Kamis, 15 September 2016
09:30
TERASING: Tumiso dan para tapol Pulau Buru berperahu menuju tempat
pertunjukan orkes dangdut. Foto kiri, Tumiso sekarang. Dia tinggal di rumah
jompo eks tapol di Kramat, Jakarta. DOK TUMISO
Penggemar karya-karya Pramoedya Ananta Toer layak
berterima kasih kepada Tumiso. Tanpa dia, dunia sastra Indonesia belum tentu
bisa menikmati novel-novel masterpiece Pram di Pulau Buru.
FOLLY AKBAR, Jakarta
Tanggal 2 Oktober 1979 adalah hari yang membahagiakan
bagi Tumiso. Hari itu, bersama para tahanan politik lainnya di Pulau Buru, dia
menghirup udara bebas. Kapal Gunung Jati yang biasa mengangkut jemaah haji
menjadi angkutan yang mengantarkannya kembali ke tanah Jawa. Selama 10 tahun
(1969–1979) dia diasingkan di pulau terpencil di Maluku tersebut.
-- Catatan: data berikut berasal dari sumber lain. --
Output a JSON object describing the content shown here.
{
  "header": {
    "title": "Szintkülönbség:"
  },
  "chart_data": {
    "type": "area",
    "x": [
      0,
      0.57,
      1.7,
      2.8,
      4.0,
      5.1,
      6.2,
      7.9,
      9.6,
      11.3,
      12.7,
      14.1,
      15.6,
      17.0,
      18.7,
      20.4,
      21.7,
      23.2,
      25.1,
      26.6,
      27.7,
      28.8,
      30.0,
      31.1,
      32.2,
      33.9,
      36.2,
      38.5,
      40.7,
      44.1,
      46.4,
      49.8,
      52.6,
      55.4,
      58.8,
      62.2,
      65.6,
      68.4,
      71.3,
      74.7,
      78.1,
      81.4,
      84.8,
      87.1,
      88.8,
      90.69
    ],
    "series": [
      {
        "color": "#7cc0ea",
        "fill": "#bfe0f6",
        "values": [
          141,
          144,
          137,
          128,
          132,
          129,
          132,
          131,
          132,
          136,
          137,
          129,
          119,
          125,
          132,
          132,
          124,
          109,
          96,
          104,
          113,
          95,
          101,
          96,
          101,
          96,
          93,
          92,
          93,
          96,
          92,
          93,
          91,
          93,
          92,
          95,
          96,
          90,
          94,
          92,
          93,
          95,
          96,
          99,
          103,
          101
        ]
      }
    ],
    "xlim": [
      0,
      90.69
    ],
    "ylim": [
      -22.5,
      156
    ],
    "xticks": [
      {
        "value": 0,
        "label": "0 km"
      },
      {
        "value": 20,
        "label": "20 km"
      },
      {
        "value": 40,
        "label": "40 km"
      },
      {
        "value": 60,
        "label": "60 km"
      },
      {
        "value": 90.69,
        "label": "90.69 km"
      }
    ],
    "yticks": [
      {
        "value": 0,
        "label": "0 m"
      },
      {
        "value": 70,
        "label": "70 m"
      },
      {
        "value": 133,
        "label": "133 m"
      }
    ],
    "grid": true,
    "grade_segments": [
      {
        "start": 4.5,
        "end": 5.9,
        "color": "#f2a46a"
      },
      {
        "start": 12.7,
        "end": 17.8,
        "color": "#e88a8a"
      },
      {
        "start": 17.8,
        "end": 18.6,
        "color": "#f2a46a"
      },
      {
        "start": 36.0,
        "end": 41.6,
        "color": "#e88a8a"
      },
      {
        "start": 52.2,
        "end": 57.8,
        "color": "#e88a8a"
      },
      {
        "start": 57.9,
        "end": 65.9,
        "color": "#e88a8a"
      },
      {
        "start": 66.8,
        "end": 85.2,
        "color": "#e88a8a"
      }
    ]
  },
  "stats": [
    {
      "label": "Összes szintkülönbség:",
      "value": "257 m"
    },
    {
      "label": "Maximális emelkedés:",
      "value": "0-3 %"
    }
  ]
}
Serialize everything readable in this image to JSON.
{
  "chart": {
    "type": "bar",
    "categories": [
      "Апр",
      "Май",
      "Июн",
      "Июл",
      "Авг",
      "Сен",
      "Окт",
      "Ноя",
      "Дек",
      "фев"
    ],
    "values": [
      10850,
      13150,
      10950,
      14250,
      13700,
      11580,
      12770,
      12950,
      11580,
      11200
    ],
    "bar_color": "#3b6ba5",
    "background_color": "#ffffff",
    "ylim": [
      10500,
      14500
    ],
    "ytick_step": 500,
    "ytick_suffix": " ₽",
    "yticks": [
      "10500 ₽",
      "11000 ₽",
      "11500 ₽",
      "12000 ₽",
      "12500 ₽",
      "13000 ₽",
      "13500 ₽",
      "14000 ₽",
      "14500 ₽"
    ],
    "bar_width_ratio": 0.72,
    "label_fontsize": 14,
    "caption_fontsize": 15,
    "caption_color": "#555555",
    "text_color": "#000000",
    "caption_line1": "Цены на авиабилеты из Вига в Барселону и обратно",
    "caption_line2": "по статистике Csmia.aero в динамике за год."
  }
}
Saat bebas itu, jika teman-temannya membawa pulang
berbagai barang pribadi, tidak demikian halnya dengan Tumiso. Dia hanya
mencangking dua setel pakaian dan sebotol minyak kayu putih.
Yang banyak, karungnya diisi tumpukan naskah novel-novel
sahabatnya, Pramoedya Ananta Toer. Mulai Tetralogi Pulau Buru; Bumi Manusia,
Anak Semua Bangsa, Jejak Langkah, dan Rumah Kaca; hingga novel Arus Balik, Arok
Dedes, Ensiklopedi Citrawi Indonesia, dan Mata Pusaran.
Begitu kapal meninggalkan dermaga Pulau Buru, hati Tumiso
sangat lega. Pasalnya, dia hampir pasti bisa menyelamatkan karya-karya besar
Pram tersebut. Namun, fakta berikutnya berkata lain. Begitu tiba di pelabuhan
Surabaya, Tumiso dan 41 temannya langsung dibawa ke Akademi Militer (Akmil) di
Magelang. Pramoedya termasuk di dalamnya.
’’Yang lain bebas, tapi 42 tahanan Pulau Buru yang keras kepala tidak dibebaskan,’’ kata Tumiso saat ditemui di panti jompo eks tapol (tahanan politik) di Kramat, Jakarta, Rabu (7/9).
Nah, drama baru dimulai ketika para tapol itu tiba di
Akmil Magelang. Semua barang bawaan tapol diperiksa satu per satu. Tentu saja,
Tumiso sangat khawatir naskah-naskah karya Pram yang dibawanya akan dirampas
bila ketahuan. Maka, saat itulah sandiwara untuk mengelabui aparat pun dia
lakukan.
Sebelum pengecekan dilakukan, Tumiso berpura-pura sakit.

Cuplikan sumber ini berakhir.